News

The Latest Guidance on Collaborative Scenario Testing of Third Parties

The guidance can be found here.
 

Our financial system is dependent on the resilience of third parties who support our financial institutions in delivering important business services. The complexity and interconnectedness of this ecosystem of suppliers and providers has increased over time, with growing concern that disruption of these third parties may impact the broader financial sector and give rise to systemic risk. 

 

Building resilience across the ecosystem benefits everyone: supplier, financial institutions and ultimately their customers. Achieving that objective requires a willingness to work together as a community to drive continuous improvement, along with greater transparency over the security and resilience of third parties and the expectations of financial institutions in that regard. The Operational Resilience Collaboration Group (ORCG) under CMORG intends to move forward collectively and consistently to address these issues.

 

We noted that the Bank of England has consulted on the establishment of a third party regulatory regime to drive resilience improvements amongst the third parties who are most critical to our financial system.


This paper by the ORCG, and supported by the Third Party Resilience Group (TPRG), addresses the wider range (and substantial number) of significant third parties on whom the sector depends. While these firms may not meet the threshold for designation by HM Treasury, their failure may nevertheless result in disruption to the important business services of financial institutions and ultimately harm to end customers. 

 

A wide range of firms fall into this category including managed service providers, financial platforms, market data providers, ratings agencies and many other services on which our complex financial ecosystem depends. Recent incidents have shown just how disruptive the failure of such third parties can be and the broad consequences for the financial sector and the wider economy.

 

This paper proposes a way forward which allows financial institutions to be confident of the resilience measures taken by third parties including the extent to which they have tested their own business continuity, disaster recovery and incident management processes against severe but plausible disruption scenarios.

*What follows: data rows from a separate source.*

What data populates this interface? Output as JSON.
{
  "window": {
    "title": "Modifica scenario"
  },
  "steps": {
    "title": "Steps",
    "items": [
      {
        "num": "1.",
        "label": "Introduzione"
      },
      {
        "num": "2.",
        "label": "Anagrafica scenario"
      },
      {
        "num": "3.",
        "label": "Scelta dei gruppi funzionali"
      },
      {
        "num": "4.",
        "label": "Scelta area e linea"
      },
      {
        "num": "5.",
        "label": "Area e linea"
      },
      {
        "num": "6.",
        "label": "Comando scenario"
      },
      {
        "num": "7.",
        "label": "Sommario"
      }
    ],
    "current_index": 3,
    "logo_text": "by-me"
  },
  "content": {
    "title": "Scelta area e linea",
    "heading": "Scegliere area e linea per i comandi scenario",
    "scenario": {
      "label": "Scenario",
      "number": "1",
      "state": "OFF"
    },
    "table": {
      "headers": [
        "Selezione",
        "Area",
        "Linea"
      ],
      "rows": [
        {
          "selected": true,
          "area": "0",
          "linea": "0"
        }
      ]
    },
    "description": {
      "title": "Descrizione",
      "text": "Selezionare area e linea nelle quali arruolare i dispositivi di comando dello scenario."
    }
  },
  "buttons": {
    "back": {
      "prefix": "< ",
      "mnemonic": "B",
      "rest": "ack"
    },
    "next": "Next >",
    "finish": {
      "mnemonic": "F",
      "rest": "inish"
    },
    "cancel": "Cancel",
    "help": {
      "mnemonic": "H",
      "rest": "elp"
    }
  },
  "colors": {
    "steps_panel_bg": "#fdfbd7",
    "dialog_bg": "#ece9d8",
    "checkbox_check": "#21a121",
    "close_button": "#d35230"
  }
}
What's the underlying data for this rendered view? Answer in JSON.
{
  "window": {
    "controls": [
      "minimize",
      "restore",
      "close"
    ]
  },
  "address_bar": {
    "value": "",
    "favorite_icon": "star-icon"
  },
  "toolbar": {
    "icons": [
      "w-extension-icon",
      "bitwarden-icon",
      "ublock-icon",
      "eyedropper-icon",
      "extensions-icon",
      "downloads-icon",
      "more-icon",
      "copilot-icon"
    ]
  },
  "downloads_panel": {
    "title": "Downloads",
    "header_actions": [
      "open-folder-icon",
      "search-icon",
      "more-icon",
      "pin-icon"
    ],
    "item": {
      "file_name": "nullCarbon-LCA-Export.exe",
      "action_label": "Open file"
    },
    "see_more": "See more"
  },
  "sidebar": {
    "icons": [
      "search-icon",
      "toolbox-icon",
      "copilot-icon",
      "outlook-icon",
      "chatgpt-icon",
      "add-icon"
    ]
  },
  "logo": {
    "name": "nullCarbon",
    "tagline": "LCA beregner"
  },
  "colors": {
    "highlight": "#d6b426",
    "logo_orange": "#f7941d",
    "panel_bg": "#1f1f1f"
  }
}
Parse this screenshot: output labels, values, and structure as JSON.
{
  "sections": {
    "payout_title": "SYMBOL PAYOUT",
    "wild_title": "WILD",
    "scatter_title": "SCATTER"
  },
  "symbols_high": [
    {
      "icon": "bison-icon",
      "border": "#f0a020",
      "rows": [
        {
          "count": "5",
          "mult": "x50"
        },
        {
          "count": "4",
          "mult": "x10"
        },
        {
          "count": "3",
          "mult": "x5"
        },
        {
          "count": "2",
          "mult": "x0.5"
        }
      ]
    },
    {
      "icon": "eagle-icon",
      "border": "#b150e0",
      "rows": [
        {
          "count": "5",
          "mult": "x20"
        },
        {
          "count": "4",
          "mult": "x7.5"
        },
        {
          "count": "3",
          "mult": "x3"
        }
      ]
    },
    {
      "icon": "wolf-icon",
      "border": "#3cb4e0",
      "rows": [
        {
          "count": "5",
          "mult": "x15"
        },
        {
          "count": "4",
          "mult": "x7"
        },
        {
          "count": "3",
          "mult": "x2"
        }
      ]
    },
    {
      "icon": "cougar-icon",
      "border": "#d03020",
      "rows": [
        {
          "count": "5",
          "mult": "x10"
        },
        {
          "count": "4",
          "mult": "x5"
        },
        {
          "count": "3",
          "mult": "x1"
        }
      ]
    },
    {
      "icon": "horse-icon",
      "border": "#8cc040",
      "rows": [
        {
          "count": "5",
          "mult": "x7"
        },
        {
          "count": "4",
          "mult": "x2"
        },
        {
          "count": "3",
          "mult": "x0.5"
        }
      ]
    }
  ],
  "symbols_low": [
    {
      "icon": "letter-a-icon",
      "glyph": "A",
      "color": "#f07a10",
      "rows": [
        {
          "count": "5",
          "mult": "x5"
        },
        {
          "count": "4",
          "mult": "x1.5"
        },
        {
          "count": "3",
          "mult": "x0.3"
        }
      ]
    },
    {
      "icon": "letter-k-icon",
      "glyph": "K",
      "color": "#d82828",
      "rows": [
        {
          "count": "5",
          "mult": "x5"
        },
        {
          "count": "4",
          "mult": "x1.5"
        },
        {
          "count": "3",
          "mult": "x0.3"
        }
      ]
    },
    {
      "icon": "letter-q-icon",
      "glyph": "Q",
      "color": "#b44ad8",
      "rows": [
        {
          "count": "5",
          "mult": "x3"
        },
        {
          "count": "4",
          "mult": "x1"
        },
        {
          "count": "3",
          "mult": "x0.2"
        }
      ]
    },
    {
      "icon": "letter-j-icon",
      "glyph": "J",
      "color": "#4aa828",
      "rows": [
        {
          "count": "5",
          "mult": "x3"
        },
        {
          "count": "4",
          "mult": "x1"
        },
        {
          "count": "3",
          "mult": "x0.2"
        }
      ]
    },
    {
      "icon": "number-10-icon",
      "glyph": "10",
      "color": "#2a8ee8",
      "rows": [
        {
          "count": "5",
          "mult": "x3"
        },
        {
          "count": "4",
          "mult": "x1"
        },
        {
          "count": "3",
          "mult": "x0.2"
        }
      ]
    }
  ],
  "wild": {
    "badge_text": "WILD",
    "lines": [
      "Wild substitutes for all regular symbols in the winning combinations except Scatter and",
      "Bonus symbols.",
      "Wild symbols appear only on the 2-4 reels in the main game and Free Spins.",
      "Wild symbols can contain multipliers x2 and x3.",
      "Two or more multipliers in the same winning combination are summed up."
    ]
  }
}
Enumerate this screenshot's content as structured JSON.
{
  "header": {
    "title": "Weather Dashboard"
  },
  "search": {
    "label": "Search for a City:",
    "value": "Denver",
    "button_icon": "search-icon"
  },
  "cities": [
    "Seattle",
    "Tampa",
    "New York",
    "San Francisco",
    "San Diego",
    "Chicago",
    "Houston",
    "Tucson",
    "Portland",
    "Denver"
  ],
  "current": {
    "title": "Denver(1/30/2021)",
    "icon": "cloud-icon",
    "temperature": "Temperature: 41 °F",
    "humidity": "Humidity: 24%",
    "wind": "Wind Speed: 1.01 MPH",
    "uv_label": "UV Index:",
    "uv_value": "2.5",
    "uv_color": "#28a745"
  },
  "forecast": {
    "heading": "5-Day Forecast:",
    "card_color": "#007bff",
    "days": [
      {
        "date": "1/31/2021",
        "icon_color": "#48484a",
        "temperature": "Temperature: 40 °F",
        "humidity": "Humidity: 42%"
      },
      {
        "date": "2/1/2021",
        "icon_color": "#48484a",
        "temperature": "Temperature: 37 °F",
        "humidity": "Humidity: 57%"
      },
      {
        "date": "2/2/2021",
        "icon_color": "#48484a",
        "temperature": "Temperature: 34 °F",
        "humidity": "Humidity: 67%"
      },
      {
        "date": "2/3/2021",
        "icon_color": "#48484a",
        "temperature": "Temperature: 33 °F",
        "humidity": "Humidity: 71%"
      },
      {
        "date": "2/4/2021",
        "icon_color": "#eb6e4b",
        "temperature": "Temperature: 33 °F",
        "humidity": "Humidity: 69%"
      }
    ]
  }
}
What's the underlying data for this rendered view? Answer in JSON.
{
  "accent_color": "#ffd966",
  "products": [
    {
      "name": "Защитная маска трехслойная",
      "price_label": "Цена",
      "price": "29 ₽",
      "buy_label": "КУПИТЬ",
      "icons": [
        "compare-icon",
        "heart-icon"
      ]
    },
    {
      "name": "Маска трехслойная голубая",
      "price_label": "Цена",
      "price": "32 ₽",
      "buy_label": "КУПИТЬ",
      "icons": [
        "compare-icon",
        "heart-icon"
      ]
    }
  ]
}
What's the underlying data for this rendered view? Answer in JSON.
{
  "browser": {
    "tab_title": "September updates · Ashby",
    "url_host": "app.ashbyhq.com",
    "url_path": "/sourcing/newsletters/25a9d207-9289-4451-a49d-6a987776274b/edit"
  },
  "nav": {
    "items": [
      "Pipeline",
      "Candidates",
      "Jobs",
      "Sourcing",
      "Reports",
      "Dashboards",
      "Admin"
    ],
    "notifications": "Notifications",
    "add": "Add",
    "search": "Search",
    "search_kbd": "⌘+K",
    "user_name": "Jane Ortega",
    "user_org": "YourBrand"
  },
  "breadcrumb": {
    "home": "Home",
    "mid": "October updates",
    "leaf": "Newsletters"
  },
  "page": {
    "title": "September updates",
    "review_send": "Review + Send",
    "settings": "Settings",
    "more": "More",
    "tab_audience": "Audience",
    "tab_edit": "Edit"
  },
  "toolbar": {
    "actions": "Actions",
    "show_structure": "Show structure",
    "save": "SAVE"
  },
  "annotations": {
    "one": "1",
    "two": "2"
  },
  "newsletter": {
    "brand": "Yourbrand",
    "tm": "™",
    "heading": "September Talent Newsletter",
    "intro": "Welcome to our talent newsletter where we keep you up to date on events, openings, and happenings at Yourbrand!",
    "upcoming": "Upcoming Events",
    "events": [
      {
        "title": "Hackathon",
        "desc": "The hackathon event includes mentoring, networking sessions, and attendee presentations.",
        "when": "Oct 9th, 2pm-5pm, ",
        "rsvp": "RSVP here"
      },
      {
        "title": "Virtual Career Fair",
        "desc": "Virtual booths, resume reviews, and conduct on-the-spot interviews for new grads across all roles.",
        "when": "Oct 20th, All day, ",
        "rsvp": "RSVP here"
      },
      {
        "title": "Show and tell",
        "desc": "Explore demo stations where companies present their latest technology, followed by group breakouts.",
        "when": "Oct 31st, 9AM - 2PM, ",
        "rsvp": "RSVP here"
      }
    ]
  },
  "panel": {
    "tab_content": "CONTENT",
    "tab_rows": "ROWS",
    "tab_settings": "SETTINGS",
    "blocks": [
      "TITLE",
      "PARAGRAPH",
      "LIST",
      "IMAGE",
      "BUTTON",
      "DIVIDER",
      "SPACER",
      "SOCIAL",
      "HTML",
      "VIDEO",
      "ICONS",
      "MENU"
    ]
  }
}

It suggests a minimum levels of information disclosure by third parties to their client financial institutions, as well as seeking to align the financial community’s requests for information from third parties. Of course, these principles can also apply to “n-th parties”, the suppliers to the suppliers, who are also part of the ecosystem.

 

Doing so avoids multiple and duplicative requests for information from financial institutions, as well as wasted effort by the third parties themselves. It also provides greater certainty for third parties on the likely asks from financial institutions as they seek to demonstrate and evidence their own resilience to their board, clients and regulators. 

 

The paper also explores opportunities for collaborative scenario testing of services provided by third parties to the wider community where a “test once, use many” approach can both provide confidence to financial institutions, but also reduce the burden of dozens or more customers all approaching the third party requesting their involvement in tests. While not appropriate for all services, collaborative testing can provide a good way forward for transactional services, as well where many banks, insurers and other institutions all depend on similar services being provided.

 

As a community we will now be looking to take forward these recommendations over the coming months to help build a more resilient financial ecosystem to support us all. 

 

By the co-chairs of the ORCG Collaborative Scenario Testing Working Group:

Richard Pounder, Senior Director, Visa Europe
David Ferbrache OBE, Resilience Specialist, Lloyds Banking Group

This guidance provides a set of principles and broad expectations of the industry on how scenario testing with third parties should be conducted. This guidance is intended to be used by financial firms of all maturities as either a guidance for building a framework for scenario testing with third parties, or to act as a checkpoint for established programmes.